Mark Boren: a real brass act
Inside MSU high brass instructor Mark Boren's office, the first thing one notices is the treadmill next to his desk. When asked if he jogs, Boren responds, "I use it to practice and exercise. I find walking one mile per hour, while playing my instrument, is the optimal pace."
Boren takes his music seriously.
His interest in music goes back to childhood. His older brother played the trumpet, and he would hang around hoping for the opportunity to try it too.
"I'd bug him until he let me play," Boren recalls with a smile.
He took private lessons in middle school and credits his teacher, Gary "Chip" Schutza, principal trumpet of the Kansas City Symphony, as a key person who nurtured what became a lifelong passion. He got serious about music in high school and was chosen as principal trumpet in the Kansas City Youth Symphony and Kansas All State Orchestra. At Wichita State University, Boren obtained a bachelor's in music performance and later a master's degree from DePaul University in Chicago.

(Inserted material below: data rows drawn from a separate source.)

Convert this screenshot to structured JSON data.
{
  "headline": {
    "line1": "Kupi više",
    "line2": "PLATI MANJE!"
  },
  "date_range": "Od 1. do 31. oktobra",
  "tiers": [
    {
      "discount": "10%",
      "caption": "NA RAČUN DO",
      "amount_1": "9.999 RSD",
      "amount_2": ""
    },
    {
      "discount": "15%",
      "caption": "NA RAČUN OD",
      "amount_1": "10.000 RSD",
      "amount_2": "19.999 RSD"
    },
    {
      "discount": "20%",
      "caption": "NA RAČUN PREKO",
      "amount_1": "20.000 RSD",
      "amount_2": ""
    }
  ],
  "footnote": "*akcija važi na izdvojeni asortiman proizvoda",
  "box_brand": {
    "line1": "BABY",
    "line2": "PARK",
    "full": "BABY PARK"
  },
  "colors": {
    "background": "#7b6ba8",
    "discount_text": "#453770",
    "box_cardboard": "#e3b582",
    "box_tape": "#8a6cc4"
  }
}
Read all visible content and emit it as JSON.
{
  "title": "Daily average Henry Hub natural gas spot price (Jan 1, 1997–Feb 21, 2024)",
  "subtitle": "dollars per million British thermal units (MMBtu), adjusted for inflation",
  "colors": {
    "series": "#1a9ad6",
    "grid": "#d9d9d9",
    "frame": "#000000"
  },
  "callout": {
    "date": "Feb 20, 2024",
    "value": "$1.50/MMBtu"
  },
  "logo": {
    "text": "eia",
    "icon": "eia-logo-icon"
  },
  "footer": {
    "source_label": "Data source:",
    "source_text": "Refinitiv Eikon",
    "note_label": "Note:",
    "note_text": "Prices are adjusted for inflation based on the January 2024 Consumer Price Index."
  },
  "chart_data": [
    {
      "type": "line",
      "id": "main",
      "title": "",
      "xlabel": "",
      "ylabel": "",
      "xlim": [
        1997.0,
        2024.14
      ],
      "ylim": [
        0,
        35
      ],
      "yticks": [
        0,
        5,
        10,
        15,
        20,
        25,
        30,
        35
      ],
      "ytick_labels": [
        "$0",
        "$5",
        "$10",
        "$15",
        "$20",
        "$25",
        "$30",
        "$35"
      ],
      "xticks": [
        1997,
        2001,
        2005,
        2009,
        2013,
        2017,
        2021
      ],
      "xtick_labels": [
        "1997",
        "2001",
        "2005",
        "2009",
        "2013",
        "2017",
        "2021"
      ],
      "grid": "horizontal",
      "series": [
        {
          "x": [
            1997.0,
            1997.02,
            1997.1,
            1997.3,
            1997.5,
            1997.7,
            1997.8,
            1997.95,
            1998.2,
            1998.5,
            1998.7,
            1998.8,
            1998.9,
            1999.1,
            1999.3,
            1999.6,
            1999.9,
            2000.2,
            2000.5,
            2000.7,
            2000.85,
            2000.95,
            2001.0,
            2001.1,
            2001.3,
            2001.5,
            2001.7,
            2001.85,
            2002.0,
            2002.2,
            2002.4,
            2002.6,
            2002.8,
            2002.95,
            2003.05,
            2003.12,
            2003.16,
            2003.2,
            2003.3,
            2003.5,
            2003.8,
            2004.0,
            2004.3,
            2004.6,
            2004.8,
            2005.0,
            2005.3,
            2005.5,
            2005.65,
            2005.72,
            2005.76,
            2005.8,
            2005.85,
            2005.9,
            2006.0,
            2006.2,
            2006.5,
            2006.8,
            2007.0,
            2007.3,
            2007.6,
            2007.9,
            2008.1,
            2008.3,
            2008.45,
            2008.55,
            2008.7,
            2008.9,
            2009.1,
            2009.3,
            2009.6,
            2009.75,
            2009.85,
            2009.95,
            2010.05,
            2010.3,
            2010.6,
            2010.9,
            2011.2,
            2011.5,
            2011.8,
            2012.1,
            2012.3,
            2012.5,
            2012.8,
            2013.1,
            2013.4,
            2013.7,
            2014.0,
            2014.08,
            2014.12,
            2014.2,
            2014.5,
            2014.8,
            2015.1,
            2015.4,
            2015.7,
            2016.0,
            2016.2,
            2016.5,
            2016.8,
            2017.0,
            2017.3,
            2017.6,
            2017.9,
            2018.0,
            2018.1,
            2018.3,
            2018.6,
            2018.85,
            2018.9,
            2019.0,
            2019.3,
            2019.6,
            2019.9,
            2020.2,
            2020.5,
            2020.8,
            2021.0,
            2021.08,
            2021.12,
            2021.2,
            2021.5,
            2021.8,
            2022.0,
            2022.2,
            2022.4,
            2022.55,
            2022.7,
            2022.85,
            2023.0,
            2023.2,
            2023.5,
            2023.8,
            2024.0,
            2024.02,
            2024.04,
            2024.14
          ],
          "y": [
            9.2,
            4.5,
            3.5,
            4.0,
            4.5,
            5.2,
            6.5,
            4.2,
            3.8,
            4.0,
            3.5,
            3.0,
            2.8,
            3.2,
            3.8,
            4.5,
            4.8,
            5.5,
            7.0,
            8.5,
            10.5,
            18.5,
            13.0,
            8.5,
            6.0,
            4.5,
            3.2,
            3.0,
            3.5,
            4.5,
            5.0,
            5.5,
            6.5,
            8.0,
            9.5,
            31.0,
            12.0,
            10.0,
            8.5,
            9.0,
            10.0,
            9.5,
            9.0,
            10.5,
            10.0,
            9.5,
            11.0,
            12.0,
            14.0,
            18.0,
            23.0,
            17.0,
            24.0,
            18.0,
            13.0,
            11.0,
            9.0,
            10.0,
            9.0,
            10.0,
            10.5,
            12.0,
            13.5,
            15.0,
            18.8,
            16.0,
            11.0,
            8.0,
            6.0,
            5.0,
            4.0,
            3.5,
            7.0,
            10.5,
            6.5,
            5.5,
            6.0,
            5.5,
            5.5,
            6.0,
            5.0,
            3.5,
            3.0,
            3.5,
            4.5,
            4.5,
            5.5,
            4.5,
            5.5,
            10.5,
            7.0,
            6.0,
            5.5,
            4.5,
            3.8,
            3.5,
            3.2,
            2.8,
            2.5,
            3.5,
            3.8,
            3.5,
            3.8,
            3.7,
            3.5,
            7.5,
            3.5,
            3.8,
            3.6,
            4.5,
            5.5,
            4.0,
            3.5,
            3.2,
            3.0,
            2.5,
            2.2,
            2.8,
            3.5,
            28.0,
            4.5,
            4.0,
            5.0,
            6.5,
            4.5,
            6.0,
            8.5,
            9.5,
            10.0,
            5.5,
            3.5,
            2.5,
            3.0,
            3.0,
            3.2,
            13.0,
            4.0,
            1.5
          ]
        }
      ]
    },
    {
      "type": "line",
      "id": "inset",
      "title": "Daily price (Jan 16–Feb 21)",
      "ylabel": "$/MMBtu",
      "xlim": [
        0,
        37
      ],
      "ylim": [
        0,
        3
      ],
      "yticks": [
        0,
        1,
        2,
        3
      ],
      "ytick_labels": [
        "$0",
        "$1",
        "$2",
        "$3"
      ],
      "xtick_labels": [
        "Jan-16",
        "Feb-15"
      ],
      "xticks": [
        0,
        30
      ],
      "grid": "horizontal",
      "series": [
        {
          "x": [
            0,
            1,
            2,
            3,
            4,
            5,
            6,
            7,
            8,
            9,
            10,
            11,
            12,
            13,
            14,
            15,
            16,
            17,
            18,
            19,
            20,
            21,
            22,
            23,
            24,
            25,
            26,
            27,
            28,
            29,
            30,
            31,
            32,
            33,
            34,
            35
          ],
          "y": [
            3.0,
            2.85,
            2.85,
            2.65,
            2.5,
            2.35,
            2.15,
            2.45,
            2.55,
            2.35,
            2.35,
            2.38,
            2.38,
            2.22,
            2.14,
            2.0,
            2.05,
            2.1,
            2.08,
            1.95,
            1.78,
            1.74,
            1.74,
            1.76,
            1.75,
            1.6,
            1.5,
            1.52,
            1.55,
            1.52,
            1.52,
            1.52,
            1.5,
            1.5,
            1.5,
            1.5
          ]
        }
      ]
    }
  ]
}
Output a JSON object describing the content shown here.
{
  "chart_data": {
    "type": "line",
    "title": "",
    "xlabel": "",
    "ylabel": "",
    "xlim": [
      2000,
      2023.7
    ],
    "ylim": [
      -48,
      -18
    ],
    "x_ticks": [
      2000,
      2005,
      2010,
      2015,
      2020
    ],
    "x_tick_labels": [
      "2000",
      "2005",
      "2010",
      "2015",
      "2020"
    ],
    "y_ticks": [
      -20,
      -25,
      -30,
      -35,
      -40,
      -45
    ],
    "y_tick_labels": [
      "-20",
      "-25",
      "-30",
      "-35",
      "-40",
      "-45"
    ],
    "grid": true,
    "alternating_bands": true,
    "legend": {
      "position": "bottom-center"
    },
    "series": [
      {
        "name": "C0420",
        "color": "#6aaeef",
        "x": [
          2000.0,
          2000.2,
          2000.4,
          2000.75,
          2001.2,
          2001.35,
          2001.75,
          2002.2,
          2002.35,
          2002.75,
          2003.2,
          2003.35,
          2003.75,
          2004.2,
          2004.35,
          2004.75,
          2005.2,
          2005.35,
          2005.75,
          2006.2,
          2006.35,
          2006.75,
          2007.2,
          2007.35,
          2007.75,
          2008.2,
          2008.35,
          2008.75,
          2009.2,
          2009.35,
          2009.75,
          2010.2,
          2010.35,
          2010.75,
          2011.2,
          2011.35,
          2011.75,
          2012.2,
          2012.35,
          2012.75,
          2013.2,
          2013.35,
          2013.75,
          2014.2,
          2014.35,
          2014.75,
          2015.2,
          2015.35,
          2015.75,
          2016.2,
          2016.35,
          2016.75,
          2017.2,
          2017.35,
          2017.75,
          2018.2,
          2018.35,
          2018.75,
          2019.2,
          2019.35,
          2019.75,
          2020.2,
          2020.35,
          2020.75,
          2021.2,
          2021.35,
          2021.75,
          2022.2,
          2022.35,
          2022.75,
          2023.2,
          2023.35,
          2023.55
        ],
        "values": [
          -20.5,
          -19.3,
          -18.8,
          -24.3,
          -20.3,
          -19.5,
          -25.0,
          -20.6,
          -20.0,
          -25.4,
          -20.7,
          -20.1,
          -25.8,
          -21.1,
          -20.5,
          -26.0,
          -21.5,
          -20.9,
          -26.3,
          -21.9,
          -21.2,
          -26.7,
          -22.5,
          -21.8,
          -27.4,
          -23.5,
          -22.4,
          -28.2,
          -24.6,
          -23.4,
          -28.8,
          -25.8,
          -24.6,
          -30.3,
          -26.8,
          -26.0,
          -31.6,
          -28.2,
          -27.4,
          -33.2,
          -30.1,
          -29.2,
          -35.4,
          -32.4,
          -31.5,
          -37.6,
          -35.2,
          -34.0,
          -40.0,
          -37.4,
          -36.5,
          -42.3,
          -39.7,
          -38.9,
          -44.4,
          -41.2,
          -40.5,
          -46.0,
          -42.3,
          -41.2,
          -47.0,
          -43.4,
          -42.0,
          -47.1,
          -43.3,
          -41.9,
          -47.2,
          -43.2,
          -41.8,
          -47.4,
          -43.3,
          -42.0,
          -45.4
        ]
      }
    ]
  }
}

"I am a big believer in following your dreams, and I was determined to play professionally. But there is a small window of opportunity, so I knew I'd really have to work hard," Boren said. "I figured I'd rather chase the dream and fall short, than give it up too soon and wonder 'what if?'"
Boren played extra with the Kansas City Symphony, toured as a member of the Kansas Brass Quintet, founded the Orenunn Trio, and played music conventions, recitals and clinics internationally and throughout the Midwest. It was through his work as a music teacher at the International Music Camp that his true passion for teaching awakened.
"While I had always pursued professional performing opportunities, Chris Moore, my doctoral trumpet teacher, helped encourage my pursuit of teaching and pedagogy."
In 2007, Boren was offered a job at Minot State and has become a pillar in the Division of Music. In addition to teaching studio trumpet and horn, he directs the MSU Brass Ensemble and MSU Beaver Athletic Band, teaches music fundamentals and assists with the Pride of MSU Marching Band.
"My specialty is performance mechanics. I am good at diagnosing the root of students' problems and correcting them," said Boren. "Music didn't come easily; I had to work hard at it. I think that allows me to be a good teacher and better equipped to help students overcome issues."
Teaching hasn't curtailed Boren's love of performance and travel. He has continued to present and perform internationally. In 2011 he presented at the International Trumpet Guild in Minneapolis and is scheduled to present at the International Horn Society Symposium in Texas and the International Women's Brass Conference in Michigan this summer.
A published author, his first book," Breathing for Performance," was released in 2005, and translated into German in 2008. In addition, he is currently developing a book series for trumpet and horn.
"I love doing what I do," he said. "Music is what drives me."